消費者問題の専門家いわく「悪質販売の手口に変化なし」

国民生活センターによると、消費生活相談の数は、5年連続で年間100万件を超えているという。そして、通信販売や訪問販売、電話勧誘販売など、いわゆる「店舗外販売」相談の半数以上を占める。

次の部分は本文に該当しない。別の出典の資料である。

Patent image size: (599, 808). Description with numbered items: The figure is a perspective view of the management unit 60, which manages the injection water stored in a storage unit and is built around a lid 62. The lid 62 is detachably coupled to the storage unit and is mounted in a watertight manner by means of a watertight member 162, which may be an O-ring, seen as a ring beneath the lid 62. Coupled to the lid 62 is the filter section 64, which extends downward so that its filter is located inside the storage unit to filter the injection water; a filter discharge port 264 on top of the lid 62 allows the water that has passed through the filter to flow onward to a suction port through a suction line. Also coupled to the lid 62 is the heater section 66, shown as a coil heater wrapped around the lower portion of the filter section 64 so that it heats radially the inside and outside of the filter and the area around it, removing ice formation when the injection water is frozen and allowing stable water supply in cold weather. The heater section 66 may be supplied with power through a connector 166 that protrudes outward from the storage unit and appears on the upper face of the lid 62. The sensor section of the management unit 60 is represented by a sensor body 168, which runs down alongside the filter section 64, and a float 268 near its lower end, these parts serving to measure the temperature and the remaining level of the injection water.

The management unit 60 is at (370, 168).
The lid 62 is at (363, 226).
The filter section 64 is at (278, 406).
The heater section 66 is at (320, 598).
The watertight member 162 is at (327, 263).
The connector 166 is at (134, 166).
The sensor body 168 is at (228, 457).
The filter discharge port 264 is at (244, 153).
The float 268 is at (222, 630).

悪質商法問題の専門家、行政書士エクステージ総合法務事務所 代表行政書士の水口結貴さんは、「悪質商法の手口は、昔からほとんど変わっていない。“商材”だけが変わっていく」と言う。
例えば、「自宅で高収入」などの宣伝文句で増加傾向にある「内職商法」を見てみる。少し前なら、レセプト作成や宛名書きなどが代表的だったが、個人情報保護法の施行以来、レセプト作成は内職ではできなくなってしまった。そして、パソコンやワープロの普及で宛名書き内職も減った。
代わりに増えているのが、ホームページ作成やデータ入力などパソコンを使用したもの。仕事をエサに、パソコンや教材を高額で売りつけるといった悪質商法が多くなっている。
「悪質商法の業者は、時代を見る目に長けている」と、水口さんは言う。

例えば、IT起業がブームになったときには「未公開株」を、アフィリエイトがブームになったときには「アフィリエイトで稼ぐ方法」といった「情報商材」を販売する悪質販売が増えた。今後は、地デジのアンテナ詐欺などが増えるかもしれないと心配する声もある。
また、よく見られるが「一度被害にあった人が何度も被害にあう」というケースだ。これは、被害者の名簿が出回ってしまい、悪質業者から狙われやすくなっている、というのが理由の1つだ。
しかし、それだけでなく「一度騙された人は、何度も騙される傾向がある」。くれぐれも注意したい。